The last time that ‘assisted dying’ was debated in the commons was 2015 when the proposal to lift the prohibition on assisted suicide was decisively defeated by 330 votes to 118.
A new private members bill with the same objective has been introduced in the House of Lords. My expectation is that it will complete its progress in the Lords and arrive in the Commons early next year.
I have used this column previously to describe the pitfalls facing private member’s bills in the Commons. To be successful they really need to be of very limited scope and wholly uncontroversial. The principal enemy of such legislation is time: A vote on the scale that defeated the 2015 bill is rare because opponents of any private member’s bills don’t have to trouble themselves to vote against the measures: They just need to take up time available debating it until that allotted time runs out.

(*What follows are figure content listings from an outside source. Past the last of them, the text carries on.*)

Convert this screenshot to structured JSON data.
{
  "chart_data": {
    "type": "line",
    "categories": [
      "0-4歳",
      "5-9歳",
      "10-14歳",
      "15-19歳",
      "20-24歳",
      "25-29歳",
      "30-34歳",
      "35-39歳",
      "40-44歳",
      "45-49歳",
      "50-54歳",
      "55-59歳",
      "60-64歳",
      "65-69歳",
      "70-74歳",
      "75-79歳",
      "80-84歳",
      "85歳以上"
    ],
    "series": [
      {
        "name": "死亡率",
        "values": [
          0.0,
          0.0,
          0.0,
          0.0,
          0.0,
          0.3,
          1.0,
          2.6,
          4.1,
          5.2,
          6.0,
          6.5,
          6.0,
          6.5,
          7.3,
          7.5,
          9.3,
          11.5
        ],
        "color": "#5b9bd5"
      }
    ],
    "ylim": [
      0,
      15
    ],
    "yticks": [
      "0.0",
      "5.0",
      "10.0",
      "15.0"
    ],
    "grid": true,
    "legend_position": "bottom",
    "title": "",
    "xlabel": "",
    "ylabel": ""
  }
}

The only hope for a controversial private member’s bill is for it to be rescued by the Government by being granted government time. Given, the pressure that the Government is under to find time for its own legislative priorities, this is unlikely.
The signals that are currently leaking out of the Government are that no such assistance will be made available to an assisted suicide bill in this parliamentary session.
So, that looks like the end of that. The question is however, why would the Government pass up the opportunity of supporting such a measure, because opinion polls have for many years shown consistent popular support for legalising assisted suicide?
Pollsters ask for an instant opinion on complex issues which might rarely, if ever, have occupied the minds of members of the public who have their own busy lives to take up their time. The whole point of representative democracy is that the elected representatives are required to look in detail at the implications of any proposal, to listen to the arguments, before taking the time to decide -time that members of the public ordinarily just do not have.
My estimate is that in 2015 when assisted suicide was so decisively defeated, many MPs actually came to the Commons sharing the public prejudice in favour of it. After all, few of us relish voting against something that we know our electors support. When they heard the debate examining the consequences of changing the law however, they changed their minds about it
Suicide is contagious, our own figures -without allowing the possibility of assistance- are quite worrying enough. The experience in those jurisdictions where assistance is permitted show even more alarming trends.
My principal concerns are first, the profound way that our perception of the medical profession will change when the doctor comes not always with the intention of curing, but of killing.
Second, nobody wants to feel that they are a burden to others, so the frail, sick and elderly will come under ever so subtle pressure to avoid being a burden to the rest of us; to eschew expensive care and to follow the ‘selfless’ examples of others by accepting medical assistance to end their lives.
For an already overburdened healthcare system just imagine the savings to be had. It is a short distance from assisted dying to euthanasia.
Rather than contemplating legalising assisted suicide we should, on the contrary, be investing in giving patients dignity in dying by providing much better palliative care, so that nobody feels the need to end their lives prematurely either for fear of an agonising death subsequently, or because they have been made to feel a burden to the rest of us.